The Cape Girardeau City Council will decide Dec. 4 which amendments to the city charter will be placed on the April ballot; Charter Review Committee members urged the council yesterday to put eight measures on the ballot, covering such changes as an ethics committee, establishment of an emergency reserve fund and term limits.
The Family Learning Center, once well known for its work with abused and neglected preschoolers, will cease its Cape Girardeau operations Dec. 15; though at one time the only program of its kind in the region, the rise of similar services has led to a decline in enrollment; the Family Learning Center opened in 1981 and was an independent, non-profit agency until 1989, when it merged with the Community Counseling Center.

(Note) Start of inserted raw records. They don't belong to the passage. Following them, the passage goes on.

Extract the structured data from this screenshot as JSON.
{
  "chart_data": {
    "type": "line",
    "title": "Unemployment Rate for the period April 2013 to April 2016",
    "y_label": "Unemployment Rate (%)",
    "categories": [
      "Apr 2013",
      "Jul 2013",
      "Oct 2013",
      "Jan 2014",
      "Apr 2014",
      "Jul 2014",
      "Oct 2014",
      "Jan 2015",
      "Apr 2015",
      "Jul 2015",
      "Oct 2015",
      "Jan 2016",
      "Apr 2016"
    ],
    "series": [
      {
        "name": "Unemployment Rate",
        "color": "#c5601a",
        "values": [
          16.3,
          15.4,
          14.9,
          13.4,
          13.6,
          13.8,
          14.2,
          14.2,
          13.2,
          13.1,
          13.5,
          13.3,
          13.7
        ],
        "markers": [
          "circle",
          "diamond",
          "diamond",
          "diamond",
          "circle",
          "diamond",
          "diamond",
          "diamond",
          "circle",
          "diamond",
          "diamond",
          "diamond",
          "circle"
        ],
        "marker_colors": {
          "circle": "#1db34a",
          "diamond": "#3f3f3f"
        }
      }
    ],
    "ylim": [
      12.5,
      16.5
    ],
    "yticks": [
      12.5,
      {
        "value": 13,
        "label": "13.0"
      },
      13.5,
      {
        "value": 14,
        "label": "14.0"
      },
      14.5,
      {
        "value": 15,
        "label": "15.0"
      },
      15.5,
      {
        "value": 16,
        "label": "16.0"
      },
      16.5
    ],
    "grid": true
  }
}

The year 1970, beginning of a promising new decade, is turning out to be what many Southeast Missouri farmers may remember as the year disaster followed upon disaster; virtually every farmer's problem is getting crops out of the fields where they can become cash; there are large quantities of exceptionally good crops standing in wet fields, useless until harvested.
The Southeast Missourian opens its office doors in the afternoon for the 24th annual Art Exhibition, which will continue until 5 p.m. Sunday; 40 of the 379 paintings on display are by third-time guest artist Paul J. Penczner, Hungarian-born but now a United States citizen and a resident of Memphis, Tennessee,
E.P. Ellis, 76, of Cape Girardeau, former city commissioner and school board member, is seriously injured when struck by a train early in the morning at a grade crossing at Fayville, Illinois; his right leg is amputated below the knee, and he also suffers from shock, body bruises and lacerations.

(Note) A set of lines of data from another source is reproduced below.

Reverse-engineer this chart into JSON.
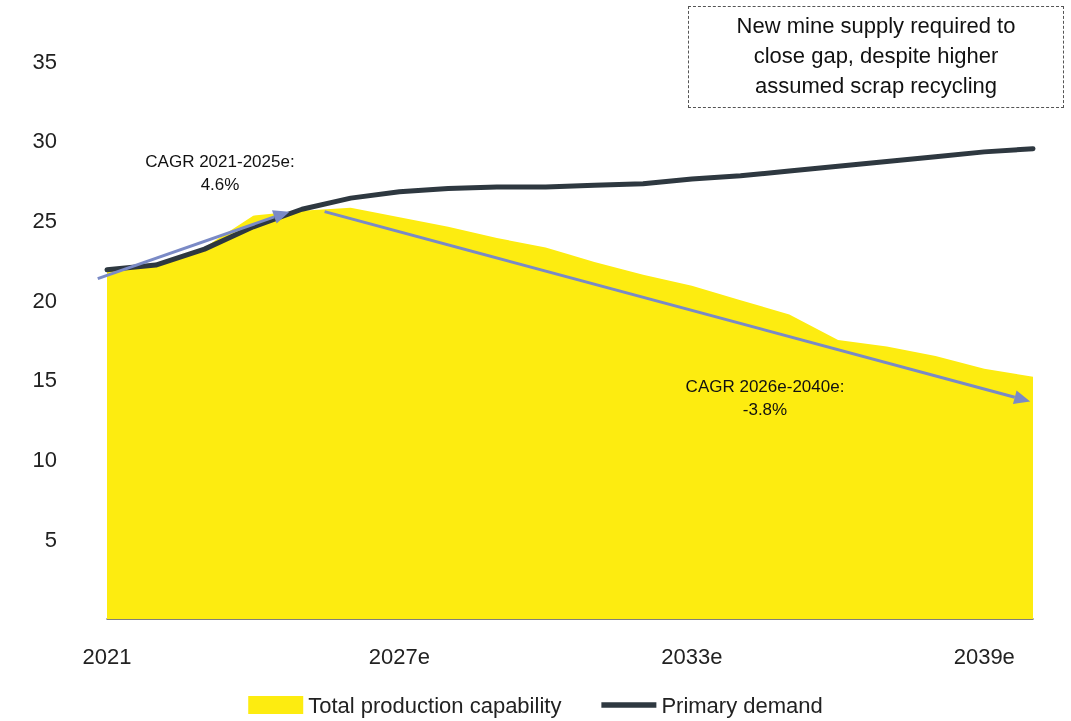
{
  "chart_data": {
    "type": "area",
    "categories": [
      "2021",
      null,
      null,
      null,
      null,
      null,
      "2027e",
      null,
      null,
      null,
      null,
      null,
      "2033e",
      null,
      null,
      null,
      null,
      null,
      "2039e",
      null
    ],
    "series": [
      {
        "name": "Total production capability",
        "type": "area",
        "color": "#fdec10",
        "values": [
          21.8,
          22.2,
          23.3,
          25.3,
          25.6,
          25.8,
          25.2,
          24.6,
          23.9,
          23.3,
          22.4,
          21.6,
          20.9,
          20.0,
          19.1,
          17.5,
          17.1,
          16.5,
          15.7,
          15.2
        ]
      },
      {
        "name": "Primary demand",
        "type": "line",
        "color": "#2e3840",
        "values": [
          21.9,
          22.2,
          23.2,
          24.6,
          25.7,
          26.4,
          26.8,
          27.0,
          27.1,
          27.1,
          27.2,
          27.3,
          27.6,
          27.8,
          28.1,
          28.4,
          28.7,
          29.0,
          29.3,
          29.5
        ]
      }
    ],
    "ylim": [
      0,
      35
    ],
    "yticks": [
      5,
      10,
      15,
      20,
      25,
      30,
      35
    ],
    "grid": false,
    "legend": "bottom",
    "marker": "none",
    "annotations": [
      "CAGR 2021-2025e:\n4.6%",
      "CAGR 2026e-2040e:\n-3.8%",
      "New mine supply required to\nclose gap, despite higher\nassumed scrap recycling"
    ]
  }
}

At a meeting Sunday at the Old Apple Creek Presbyterian Church, near Pocahontas, it was decided to continue the congregation on an active basis; in recent years the congregation has dwindled, mainly because many of the older members have died or moved elsewhere; an effort will be made to revive the congregation on an active basis; the congregation is one of the first five Presbyterian churches established in the trans-Mississippi territory and is the parent of the congregations here and at Jackson.

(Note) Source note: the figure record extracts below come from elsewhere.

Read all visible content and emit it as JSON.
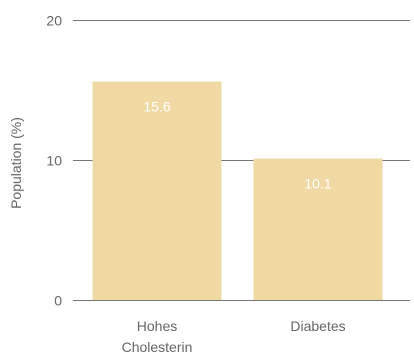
{
  "chart_data": {
    "type": "bar",
    "categories": [
      [
        "Hohes",
        "Cholesterin"
      ],
      [
        "Diabetes"
      ]
    ],
    "values": [
      15.6,
      10.1
    ],
    "value_labels": [
      "15.6",
      "10.1"
    ],
    "ylabel": "Population (%)",
    "ylim": [
      0,
      20
    ],
    "yticks": [
      0,
      10,
      20
    ],
    "ytick_labels": [
      "0",
      "10",
      "20"
    ],
    "grid": true,
    "bar_color": "#f0d9a3",
    "grid_color": "#777777",
    "text_color": "#666666",
    "data_label_color": "#ffffff"
  }
}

The Methodist Episcopal Church at Independence and Sprigg streets hosts the Epworth League Convention; the afternoon programs include the following topics: "Youth the Hope of the Church," delegate from Gordonville; "The call of the Church of Live Service," delegate from Appleton; "The Epworth League and the $500,000 Building to Be Erected for Temperance, Prohibition and Public Morals in Washington, D.C.," delegate from Cape Girardeau.
Cape Girardeau County Sheriff N.J. Hutson and his deputy, William Browning, raid the former M.L. Spradling place on the extreme western edge of the county, near the Bollinger County line, having been tipped off that "white mule" was being manufactured there; they arrested two brothers and found the still with several jugs and a keg of whiskey.